Could his fallen idol be there, I wondered? Purposefully I also watched the door of the stable. Presently it opened slightly; then, with evident infinite caution, it was pushed outward until it hung half yawning. A palpitant moment we gazed, Boogles and I. Then shot from the stable gloom an astounding figure in headlong flight. Its goal appeared to be the bunk house fifty yards distant; but its course was devious, laid clearly with a view to securing such incidental brief shelter as would be afforded by the corral wall, by a meagre clump of buck-brush, by a wagon, by a stack of hay. Good time was made, however. The fugitive vanished into the bunk house and the door of that structure was slammed to. But now the small puzzle I had thought to solve had grown to be, in that brief space—easily under eight seconds—a mystery of enormous, of sheerly inhuman dimensions. For the swift and winged one had been all too plainly a correctly uniformed messenger boy of the Western Union Telegraph Company—that blue uniform with metal buttons, with the corded red at the trouser sides, the flat cap fronted by a badge of nickel—unthinkable, yet there. And the speedy bearer of this scenic investiture had been the desperate, blood-letting, two-gun bad man of the Arrowhead.

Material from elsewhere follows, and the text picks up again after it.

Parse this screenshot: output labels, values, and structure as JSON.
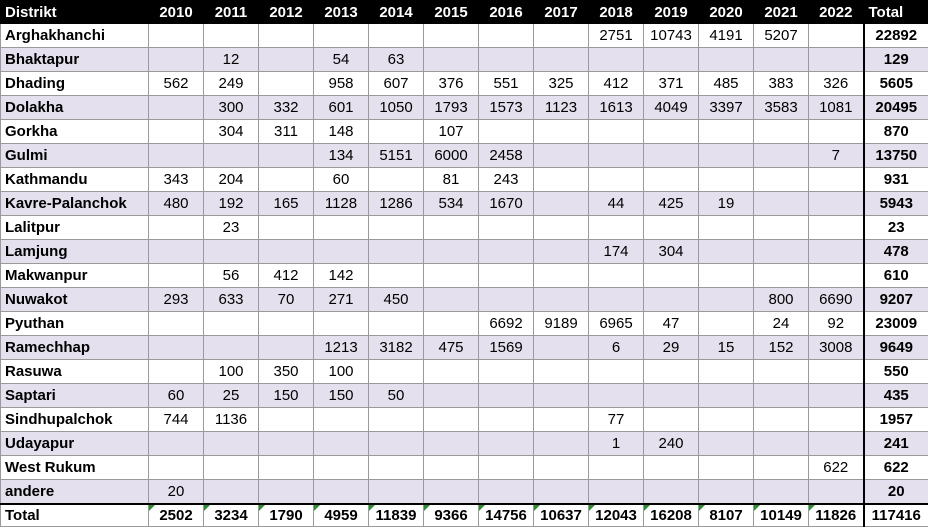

It was a complication not to be borne with any restraint. I hastened to stand before the shut door of the sanctuary. It slept in an unpromising stillness. Invincibly reticent it seemed, even when the anguished face of Jimmie Time, under that incredible cap with its nickeled badge, wavered an instant back of the grimy window—wavered and vanished with an effect of very stubborn finality. I would risk no defeat there. I passed resolutely on to Boogles, who now most diligently trained up tender young bean vines in the way they should go.
“Why does he hide in there?” I demanded in a loud, indignant voice. I was to have no nonsense about it.

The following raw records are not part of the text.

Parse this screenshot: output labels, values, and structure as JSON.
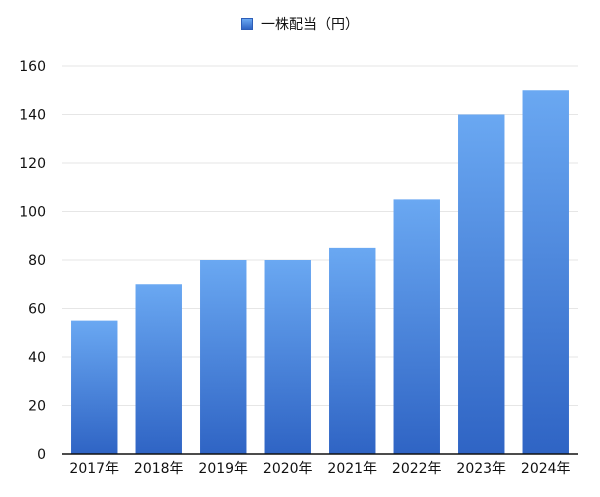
{
  "chart_data": {
    "type": "bar",
    "categories": [
      "2017年",
      "2018年",
      "2019年",
      "2020年",
      "2021年",
      "2022年",
      "2023年",
      "2024年"
    ],
    "series": [
      {
        "name": "一株配当（円）",
        "values": [
          55,
          70,
          80,
          80,
          85,
          105,
          140,
          150
        ]
      }
    ],
    "ylim": [
      0,
      160
    ],
    "yticks": [
      0,
      20,
      40,
      60,
      80,
      100,
      120,
      140,
      160
    ],
    "grid": true,
    "legend": "top-center",
    "colors": {
      "bar_top": "#6aa8f2",
      "bar_bottom": "#2f64c4",
      "grid": "#e6e6e6",
      "axis": "#111111"
    }
  }
}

Boogles turned on me the slow, lofty, considering regard of a United States senator submitting to photography for publication in a press that has no respect for private rights. He lacked but a few clothes and the portico of a capitol. Speech became immanent in him. One should not have been surprised to hear him utter decorative words meant for the rejoicing and incitement of voters. Yet he only said—or started to say:
“Little Sure Shot’ll get that Chink yet! I tell you, now, that old boy is sure the real Peruvian—”
This was absurdly too much. I then and there opened on Boogles, opened flooding gates of wrath and scorn on him—for him and for his idol of clay who, I flatly told him, could not be the real doughnuts of any sort. As for his being the real Peruvian—Faugh!
Often I had wished to test in speech the widely alleged merits of this vocable. I found it do all that has been claimed for it. Its effect on Boogles was so withering that I used it repeatedly in the next three minutes. I even faughed him twice in succession, which is very insulting and beneficial indeed, and has a pleasant feel on the lips.